AFTER the compelling testimony by Dr Christine Blasey Ford about what happened to her when she was just 15, journalist Ruth Wishart tweeted she suspected that most women will remember unwelcome sexual encounters.
They might, she noted, have remained silent since but will, years later, remember the “who” very clearly if not always the precise “when”.
“Absolutely,” I replied.
The who, is easy, his name has played on my mind since I listened to Ford talk about the hand over her mouth, and the helplessness, humiliation and fear that has never left her.
I too was 14, maybe 15. It was a house party, maybe a flat. I had drunk a glass of wine, maybe more. My best friend had disappeared with the boy that all these years later she is still with, and I stupidly went into the garden with someone I didn’t know.
He put one hand over my mouth and another down my trousers. He pushed me against a wall and pressed himself against me grinding into me with his groin. He thought he was going to have sex. I thought I was going to be raped.
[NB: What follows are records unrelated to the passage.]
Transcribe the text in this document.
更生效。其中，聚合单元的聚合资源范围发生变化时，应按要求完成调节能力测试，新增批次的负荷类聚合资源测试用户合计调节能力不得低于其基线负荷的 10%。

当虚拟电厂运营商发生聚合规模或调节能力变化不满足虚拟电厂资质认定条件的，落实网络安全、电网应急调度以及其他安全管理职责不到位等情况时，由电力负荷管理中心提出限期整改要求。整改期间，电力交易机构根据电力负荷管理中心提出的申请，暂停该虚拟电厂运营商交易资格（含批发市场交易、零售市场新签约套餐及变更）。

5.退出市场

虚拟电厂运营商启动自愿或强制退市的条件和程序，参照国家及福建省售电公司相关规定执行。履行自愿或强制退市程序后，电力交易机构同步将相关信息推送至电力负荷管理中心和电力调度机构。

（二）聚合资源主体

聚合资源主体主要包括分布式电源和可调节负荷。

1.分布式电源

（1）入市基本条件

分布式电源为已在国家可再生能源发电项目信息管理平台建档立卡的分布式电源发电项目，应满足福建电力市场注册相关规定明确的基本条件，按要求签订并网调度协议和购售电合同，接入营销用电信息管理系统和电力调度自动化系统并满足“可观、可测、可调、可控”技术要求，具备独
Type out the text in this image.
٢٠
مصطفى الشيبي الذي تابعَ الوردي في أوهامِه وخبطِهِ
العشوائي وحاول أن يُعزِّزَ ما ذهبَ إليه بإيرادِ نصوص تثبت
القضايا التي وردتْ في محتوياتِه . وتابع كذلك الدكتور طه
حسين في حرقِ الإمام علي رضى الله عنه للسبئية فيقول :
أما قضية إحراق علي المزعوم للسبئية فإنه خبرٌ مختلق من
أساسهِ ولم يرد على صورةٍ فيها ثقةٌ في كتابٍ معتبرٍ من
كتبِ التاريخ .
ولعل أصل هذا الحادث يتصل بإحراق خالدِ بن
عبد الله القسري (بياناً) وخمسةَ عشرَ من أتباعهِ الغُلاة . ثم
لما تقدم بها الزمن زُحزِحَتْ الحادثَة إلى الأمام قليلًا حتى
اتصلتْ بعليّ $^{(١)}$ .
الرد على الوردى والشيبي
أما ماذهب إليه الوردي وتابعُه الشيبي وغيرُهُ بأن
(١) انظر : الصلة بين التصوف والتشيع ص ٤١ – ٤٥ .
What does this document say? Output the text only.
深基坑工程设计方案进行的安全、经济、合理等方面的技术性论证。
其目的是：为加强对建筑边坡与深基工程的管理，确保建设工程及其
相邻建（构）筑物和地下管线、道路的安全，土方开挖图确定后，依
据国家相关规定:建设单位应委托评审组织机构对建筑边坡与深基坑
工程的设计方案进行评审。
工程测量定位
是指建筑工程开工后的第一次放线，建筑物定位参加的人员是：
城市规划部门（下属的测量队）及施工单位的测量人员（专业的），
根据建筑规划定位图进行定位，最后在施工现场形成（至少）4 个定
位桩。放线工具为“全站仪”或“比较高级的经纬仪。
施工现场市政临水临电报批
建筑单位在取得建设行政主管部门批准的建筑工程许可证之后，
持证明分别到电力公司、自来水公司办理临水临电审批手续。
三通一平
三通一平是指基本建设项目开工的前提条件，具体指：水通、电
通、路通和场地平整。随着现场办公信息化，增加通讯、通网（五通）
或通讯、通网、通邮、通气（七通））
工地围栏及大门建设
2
I managed to get away. I can’t remember how. Like Dr Blasey Ford, my memory of an event that happened 40 years ago is not crystal clear, what I do know is that it happened, and I have lived with the fear ever since.
That one incident, that near miss, the thing I got away from, it shaped me. It shaped how I responded to feeling trapped, out of control, not in charge. It shaped my relationships with men.
But I’ve always wondered, did it shape him? My nemesis was just a boy and should a grown man be blamed for the harm he unknowingly inflicted during his own adolescent struggles with how to behave? I don’t know the answer, but I do know this. That boy, the boy that was my near miss, was not changed by what became my own personal earthquake.
Twenty years later, I coincidently came across his name again. I was working on a documentary about private investigators and they were working on a rape case. Their client was the boy, now a man, and he wanted them to dig the dirt on his accuser to discredit her account in court.
How could I not think, “that could have been me”? Without exaggeration, women go through life feeling lucky not to have been raped. We are tired, we are angry, and we just want it to change. We want men to change.
Brett Kavanaugh, Donald Trump’s pick for the Supreme Court, may or not be innocent of causing Dr Blasey Ford’s ordeal. Who knows?
But like so many other “jocks”, he has managed to live a golden life. He may or not be genuine in his shock about Ford’s account of long gone events. She may or may not be confused about the identity of those involved. Who can tell?
But, whatever the truth in this case, it is the wilful ignorance that hurts the most, the idea that men who may have wreaked such long-lasting damage are not even aware of what they have done.
Donald Trump says it is a dangerous time for young men because they can be destroyed by an accusation but if we don’t stop boys “being boys” men will not stop treating women like toys.